My nightmare continued the next day. U.S. Attorney Tydings convened a staff meeting to discuss my fracture of the ham sandwich legend. He underscored the obvious: If we couldn't win a one-sided case before a grand jury — where the burden of proof was minimal and the prospective defendant was unrepresented and unable to call witnesses — how could we expect to win on a level playing field, where the defendant had an advocate and the prosecution's burden of proof was much higher?
Joe certainly meant me no harm; my misadventure was only a teaching tool, he said. It remains, nonetheless, the worst day of my long career as a prosecutor.

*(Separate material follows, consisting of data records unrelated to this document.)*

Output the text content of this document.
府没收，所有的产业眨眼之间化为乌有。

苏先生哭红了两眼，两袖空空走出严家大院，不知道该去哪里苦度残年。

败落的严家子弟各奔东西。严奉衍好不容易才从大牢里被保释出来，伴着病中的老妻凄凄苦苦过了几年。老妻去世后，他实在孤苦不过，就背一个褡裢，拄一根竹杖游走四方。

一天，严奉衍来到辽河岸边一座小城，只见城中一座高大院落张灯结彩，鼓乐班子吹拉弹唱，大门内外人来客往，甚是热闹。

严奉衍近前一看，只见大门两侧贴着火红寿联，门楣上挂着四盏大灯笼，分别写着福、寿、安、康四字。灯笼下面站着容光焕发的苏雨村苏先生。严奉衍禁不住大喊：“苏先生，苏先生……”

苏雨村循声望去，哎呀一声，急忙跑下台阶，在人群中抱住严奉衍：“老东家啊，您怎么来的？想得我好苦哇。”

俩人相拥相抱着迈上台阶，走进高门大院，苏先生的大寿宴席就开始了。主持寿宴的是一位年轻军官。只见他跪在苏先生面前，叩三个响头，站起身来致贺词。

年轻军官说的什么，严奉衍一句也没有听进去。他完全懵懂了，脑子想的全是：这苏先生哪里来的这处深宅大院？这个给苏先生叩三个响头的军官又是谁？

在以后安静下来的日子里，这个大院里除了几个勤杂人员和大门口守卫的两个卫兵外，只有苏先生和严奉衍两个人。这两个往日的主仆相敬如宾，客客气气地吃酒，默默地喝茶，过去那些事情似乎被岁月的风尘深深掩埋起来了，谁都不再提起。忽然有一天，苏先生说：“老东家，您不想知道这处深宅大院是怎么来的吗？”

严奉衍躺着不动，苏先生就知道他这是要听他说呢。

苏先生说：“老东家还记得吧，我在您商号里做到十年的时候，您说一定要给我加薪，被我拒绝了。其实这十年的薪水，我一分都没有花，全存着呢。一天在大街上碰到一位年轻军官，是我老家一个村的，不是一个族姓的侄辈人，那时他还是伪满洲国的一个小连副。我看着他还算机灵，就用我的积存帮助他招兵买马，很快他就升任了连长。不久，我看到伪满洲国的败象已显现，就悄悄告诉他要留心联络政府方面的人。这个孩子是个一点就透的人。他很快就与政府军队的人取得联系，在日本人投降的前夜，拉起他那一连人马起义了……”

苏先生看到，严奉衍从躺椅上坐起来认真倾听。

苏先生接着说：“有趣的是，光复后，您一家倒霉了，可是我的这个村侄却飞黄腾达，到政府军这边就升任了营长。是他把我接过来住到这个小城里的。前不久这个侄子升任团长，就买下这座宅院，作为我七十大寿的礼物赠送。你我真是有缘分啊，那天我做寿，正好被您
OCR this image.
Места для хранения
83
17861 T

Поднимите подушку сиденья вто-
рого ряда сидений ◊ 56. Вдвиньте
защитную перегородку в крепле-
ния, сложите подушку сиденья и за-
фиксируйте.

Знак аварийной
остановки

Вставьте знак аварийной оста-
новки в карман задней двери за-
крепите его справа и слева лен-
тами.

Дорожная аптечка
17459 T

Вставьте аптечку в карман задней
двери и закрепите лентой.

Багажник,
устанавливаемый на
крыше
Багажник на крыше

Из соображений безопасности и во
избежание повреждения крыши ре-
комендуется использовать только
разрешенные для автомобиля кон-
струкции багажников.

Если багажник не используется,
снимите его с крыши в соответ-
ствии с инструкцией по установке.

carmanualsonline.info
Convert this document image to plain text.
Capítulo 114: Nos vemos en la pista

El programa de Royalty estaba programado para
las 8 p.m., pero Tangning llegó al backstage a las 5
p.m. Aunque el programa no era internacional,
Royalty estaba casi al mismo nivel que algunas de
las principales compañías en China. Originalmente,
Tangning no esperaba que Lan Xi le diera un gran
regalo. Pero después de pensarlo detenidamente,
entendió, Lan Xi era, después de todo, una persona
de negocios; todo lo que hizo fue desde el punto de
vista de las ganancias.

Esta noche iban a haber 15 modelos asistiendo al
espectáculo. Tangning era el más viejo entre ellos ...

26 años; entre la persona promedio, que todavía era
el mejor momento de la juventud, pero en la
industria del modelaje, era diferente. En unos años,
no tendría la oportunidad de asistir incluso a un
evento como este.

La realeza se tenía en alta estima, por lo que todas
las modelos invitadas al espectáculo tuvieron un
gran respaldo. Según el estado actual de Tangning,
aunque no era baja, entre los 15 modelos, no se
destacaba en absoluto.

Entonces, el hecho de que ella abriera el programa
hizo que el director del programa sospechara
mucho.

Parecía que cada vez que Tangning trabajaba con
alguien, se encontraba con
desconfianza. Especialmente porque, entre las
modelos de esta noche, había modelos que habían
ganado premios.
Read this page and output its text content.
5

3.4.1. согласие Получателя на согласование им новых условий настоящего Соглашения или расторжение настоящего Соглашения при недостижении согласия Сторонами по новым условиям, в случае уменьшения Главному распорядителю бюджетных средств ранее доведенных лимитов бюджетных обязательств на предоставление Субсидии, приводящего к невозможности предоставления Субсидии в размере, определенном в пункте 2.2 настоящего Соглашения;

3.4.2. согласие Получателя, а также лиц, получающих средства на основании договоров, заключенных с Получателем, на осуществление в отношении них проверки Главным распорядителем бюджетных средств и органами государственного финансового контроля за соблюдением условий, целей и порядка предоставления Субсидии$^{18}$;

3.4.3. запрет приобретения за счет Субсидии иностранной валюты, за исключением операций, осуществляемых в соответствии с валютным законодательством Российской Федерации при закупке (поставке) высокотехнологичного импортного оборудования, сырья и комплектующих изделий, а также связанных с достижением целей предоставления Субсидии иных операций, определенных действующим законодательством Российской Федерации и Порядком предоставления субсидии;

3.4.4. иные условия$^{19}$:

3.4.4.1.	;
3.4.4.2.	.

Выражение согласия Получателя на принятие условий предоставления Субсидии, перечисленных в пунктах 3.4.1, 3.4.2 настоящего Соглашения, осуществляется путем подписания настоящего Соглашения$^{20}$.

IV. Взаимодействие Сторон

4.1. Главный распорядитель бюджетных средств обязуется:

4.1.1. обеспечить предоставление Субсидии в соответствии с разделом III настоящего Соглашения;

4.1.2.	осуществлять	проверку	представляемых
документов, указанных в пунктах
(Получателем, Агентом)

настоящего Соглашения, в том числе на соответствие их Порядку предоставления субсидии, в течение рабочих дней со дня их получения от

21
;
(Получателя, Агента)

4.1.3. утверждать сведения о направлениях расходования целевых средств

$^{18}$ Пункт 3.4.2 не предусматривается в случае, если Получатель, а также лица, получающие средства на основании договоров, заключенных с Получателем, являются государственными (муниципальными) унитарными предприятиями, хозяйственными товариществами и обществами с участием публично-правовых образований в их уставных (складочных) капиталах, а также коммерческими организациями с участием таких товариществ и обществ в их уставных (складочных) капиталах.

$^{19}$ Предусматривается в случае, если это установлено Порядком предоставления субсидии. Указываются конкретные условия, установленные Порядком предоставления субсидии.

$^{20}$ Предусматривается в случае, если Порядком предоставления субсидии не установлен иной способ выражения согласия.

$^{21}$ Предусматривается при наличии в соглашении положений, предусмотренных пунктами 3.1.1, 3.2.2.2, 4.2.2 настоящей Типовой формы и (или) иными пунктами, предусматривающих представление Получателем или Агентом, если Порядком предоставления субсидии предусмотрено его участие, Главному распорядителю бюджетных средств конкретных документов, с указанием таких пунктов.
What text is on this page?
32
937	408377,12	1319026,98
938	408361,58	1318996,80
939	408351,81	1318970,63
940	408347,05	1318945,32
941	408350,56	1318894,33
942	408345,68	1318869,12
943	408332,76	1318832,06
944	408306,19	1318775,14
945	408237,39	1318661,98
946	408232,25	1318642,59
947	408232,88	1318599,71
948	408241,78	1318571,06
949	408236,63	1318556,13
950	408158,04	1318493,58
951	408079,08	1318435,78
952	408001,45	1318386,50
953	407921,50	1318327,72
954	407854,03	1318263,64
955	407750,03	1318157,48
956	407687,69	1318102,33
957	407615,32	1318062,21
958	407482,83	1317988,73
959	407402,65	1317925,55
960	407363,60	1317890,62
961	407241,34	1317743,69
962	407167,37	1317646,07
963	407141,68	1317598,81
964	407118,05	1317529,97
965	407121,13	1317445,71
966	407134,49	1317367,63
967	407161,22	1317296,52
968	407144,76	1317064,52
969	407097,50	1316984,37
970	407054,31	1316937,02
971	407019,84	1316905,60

The colleague for whom I had done the "favor" presented the case to a subsequent grand jury which, in compliance with the ham sandwich dictum, returned a true bill. But when the case came to court the trial jury acquitted the defendant. In a metamorphosis that mirrored the meaning of justice itself, that ham sandwich of an indictment had become a turkey of a case.
I confess that I retain, even after 50 years, a sense of vindication, even joy — at our defeat at trial. That first grand jury — the one that didn't indict the ham sandwich notwithstanding the urging of this prosecutor — got it right.